Refer to SMILES_AutoEncoder.ipynb file for progress.
-
Implement SMILES bidirectional GRU autoencoder. This model will learn to compress SMILES randomized strings and decode them into canonized SMILES strings. This model is used to pre-train the decoder component for the MS to SMILES model since there is a limited amount of available spectra data for training the spectra to SMILES model end-to-end. By using the SMILES molecule datasets, the decoder learns many chemical structures and SMILES string encodings.The spectra encoder will be trained on a smaller labeled dataset of molecules and mass spectra. This approach allows the decoder to learn latent space representation of molecules which will be useful to reconstruct SMILES strings for spectra to molecular structure translation. This ensures that the model can accurately reconstruct molecular structure information, especially with novel molecules not present in databases and our training dataset.
-
Bidirectional GRUs are used because of the sequential nature of the SMILES string where we would want to capture contextual information from both directions (forward and reverse) when encoding and decoding strings. Each character has significance in relation to preceding and succeeding elements. GRUs, which is a type of RNN, processes sequential data by capturing dependencies between elements in sequences.
-
We have implemented the bidirectional GRU autoencoder using PyTorch with a small sample of five randomly selected SMILES randomized strings. We used cross entropy loss between the model output and target canonized SMILES strings for loss optimization in training. Hyperparameters included sequence length of 77 (length of SMILES string), input size of 64 (unique characters in SMILES string), embedding dimensions of 10 (number of input dimensions after embedding and before encoder), hidden dimensions of 10 (dimensions of hidden layer), number of layers of 3 (layers in encoder and decoder), batch size of 5, and learning rate of 0.0001 for optimization.
-
Prior to using the model, the SMILES strings were tokenized and embedded into lists of numbers and then converted to tensors.
-
The loss after training epochs was 4.2359 for five SMILES sequences.

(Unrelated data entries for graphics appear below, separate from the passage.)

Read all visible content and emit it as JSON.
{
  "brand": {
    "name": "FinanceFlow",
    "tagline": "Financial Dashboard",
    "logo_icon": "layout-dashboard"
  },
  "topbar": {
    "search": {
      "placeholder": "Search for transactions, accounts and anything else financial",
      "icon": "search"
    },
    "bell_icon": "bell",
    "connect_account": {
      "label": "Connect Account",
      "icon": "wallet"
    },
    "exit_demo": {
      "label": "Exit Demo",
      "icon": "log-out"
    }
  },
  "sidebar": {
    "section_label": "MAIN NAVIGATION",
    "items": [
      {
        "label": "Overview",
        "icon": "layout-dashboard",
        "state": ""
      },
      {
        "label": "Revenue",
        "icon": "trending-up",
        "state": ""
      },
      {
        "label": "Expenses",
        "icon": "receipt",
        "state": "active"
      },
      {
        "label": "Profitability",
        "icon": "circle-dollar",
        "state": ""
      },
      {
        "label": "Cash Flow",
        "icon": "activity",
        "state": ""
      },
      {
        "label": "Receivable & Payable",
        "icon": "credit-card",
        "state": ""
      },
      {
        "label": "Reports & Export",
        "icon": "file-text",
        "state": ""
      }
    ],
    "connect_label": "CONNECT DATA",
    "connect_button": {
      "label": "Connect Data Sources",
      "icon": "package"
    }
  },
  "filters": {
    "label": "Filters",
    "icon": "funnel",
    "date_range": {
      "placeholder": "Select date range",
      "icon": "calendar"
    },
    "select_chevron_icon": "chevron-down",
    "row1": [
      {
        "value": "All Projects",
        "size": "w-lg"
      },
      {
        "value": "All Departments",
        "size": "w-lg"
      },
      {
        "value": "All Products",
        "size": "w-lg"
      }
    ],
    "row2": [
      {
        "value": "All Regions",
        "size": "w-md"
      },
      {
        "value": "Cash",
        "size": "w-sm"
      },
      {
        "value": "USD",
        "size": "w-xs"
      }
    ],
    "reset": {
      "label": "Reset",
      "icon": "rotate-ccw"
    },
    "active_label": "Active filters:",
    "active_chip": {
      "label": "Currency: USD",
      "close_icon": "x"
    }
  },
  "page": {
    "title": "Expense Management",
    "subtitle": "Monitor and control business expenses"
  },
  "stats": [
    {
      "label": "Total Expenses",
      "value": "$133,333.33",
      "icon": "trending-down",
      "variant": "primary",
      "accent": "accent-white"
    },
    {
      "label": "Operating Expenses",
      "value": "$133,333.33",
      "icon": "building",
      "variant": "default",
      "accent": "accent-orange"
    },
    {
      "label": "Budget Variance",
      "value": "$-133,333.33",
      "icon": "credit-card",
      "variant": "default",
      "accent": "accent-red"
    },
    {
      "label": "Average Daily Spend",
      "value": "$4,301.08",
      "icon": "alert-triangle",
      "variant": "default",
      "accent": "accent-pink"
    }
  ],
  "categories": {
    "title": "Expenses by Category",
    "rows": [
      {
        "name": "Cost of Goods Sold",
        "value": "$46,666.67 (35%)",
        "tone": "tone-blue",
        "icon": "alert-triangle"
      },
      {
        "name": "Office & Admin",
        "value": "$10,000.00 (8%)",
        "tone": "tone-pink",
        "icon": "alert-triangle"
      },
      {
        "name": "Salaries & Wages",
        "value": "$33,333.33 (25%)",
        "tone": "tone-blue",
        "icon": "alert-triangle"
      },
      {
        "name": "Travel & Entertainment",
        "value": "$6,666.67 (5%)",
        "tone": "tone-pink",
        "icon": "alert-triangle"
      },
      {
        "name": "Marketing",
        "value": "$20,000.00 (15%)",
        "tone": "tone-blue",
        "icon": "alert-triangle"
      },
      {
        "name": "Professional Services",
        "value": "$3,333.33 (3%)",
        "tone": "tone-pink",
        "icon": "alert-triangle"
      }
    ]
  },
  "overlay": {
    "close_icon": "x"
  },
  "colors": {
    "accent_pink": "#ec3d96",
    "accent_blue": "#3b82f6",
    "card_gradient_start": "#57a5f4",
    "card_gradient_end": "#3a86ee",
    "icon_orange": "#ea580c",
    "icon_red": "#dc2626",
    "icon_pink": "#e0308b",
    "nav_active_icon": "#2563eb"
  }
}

Following establishing the SMILES autoencoder, we will focus on training a spectra encoder. This encoder aims to generate embeddings from mass spectrometry data that closely correspond to the embeddings created by the SMILES encoder for the same chemical compound. By minimizing the difference in embedding between spectra and SMILES, we enable the SMILES decoder to interpret these spectra-derived embeddings to generate valid SMILES strings, effectively bridging the gap between MS data and molecular identity.
-
Implemented preliminary draft of transformer for spectra embedding in the Transformer.ipynb file. Our next step is to test this with the GRU decoder.
-
General architecture is as follows: Self-attention with a Multi-head Attention mechanism, a feed forward layer, multiple normalizations layers, a dropout layer for regularization, a positional encoding layer, an output layer
- After generating compounds, metrics such as molecular weight difference, Tanimoto similarity, and element comparisons will validate the model’s accuracy. These metrics help ensure the generated compounds are structurally plausible and chemically relevant to the input mass spectrometry data.